Reporters Without Borders welcomed the 30-year jail sentence passed on 20 January 2006 to Anibal Antonio dos Santos Junior ("Anibalzinho"), for leading the commando that gunned down journalist Carlos Cardoso in 2000.
But it said many questions remained and called for an investigation of claims by his accomplices that ex-President Joaquim Chissano's son Nyimpine had been involved, and also for an enquiry into Anibalzinho's two escapes from prison since the murder.
RSF urged the authorities to see that Anibalzinho and his accomplices served their sentences in view of his previous escapes. The worldwide press freedom organisation noted that "a journalist's killers are rarely prosecuted in Africa ." It called on the authorities to reveal who ordered the killing.
Anibalzinho was also ordered to pay 14 billion meticals (490,000 euros) in damages to Cardoso's family and 1.5 billion meticals (51,000 euros) to the journalist's driver, who was wounded in the murder.

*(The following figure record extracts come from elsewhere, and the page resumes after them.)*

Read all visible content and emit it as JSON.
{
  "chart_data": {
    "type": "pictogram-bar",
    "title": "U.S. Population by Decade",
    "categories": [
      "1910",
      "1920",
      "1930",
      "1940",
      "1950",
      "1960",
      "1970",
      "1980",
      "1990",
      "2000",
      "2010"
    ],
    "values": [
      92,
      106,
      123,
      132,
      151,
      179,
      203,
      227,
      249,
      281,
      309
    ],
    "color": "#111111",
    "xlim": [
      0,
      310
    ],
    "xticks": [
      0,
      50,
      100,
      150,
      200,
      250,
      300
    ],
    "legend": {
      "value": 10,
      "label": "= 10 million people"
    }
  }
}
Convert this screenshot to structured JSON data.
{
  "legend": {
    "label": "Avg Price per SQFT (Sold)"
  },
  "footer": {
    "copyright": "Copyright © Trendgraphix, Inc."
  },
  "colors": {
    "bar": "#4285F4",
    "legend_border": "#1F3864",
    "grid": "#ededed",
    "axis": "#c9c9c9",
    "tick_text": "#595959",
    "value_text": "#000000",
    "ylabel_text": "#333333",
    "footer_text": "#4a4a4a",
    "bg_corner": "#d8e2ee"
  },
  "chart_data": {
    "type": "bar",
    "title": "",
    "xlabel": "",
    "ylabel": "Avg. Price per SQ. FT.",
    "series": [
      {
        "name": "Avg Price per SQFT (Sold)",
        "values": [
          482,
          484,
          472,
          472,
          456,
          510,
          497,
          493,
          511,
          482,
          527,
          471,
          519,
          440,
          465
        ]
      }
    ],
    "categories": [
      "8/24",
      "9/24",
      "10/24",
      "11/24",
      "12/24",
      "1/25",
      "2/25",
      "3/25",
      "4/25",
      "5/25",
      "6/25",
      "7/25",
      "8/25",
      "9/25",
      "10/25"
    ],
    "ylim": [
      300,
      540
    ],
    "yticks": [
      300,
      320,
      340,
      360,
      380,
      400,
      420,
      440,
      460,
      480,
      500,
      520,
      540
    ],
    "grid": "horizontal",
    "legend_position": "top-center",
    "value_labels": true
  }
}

The judge decreed that after completing his sentence, Anibalzinho be deported to his country of nationality, Portugal.
Cardoso, editor of the daily "Metical", was murdered in a main street of the capital, Maputo, on 22 November 2000, when two gunmen surrounded his car and opened fire. Cardoso was shot in the head and died on the spot and his driver was badly wounded.
The journalist had been investigating the country's biggest financial scandal since independence, the embezzlement of the equivalent of 14 million euros from Mozambique 's Banco Comercial, and had pointed a finger at three powerful businessmen, the Satar brothers and Vicente Ramaya.
Two of the five accused killers, during their trial in January 2003, had said Nyimpine Chissano ordered the murder. A few weeks earlier, prosecutor-general Joaquim Madeira said a new investigation was under way into Chissano's involvement. The president's son was summoned as a witness at the trial but denied any link with Anibalzinho.
Anibalzinho escaped from Maputo 's top-security prison in May 2004 and was arrested by Interpol a few days later on arrival at Toronto airport, where he had asked for political asylum. He was extradited to Mozambique in January 2005. He had earlier escaped from Maputo prison in September 2002 and was captured in Pretoria , South Africa in January 2003, the same day he was sentenced in absentia to 28 years in prison by a Maputo court for the murder. The 20 January 2006 verdict came after a retrial ordered on appeal because the first trial was in absentia.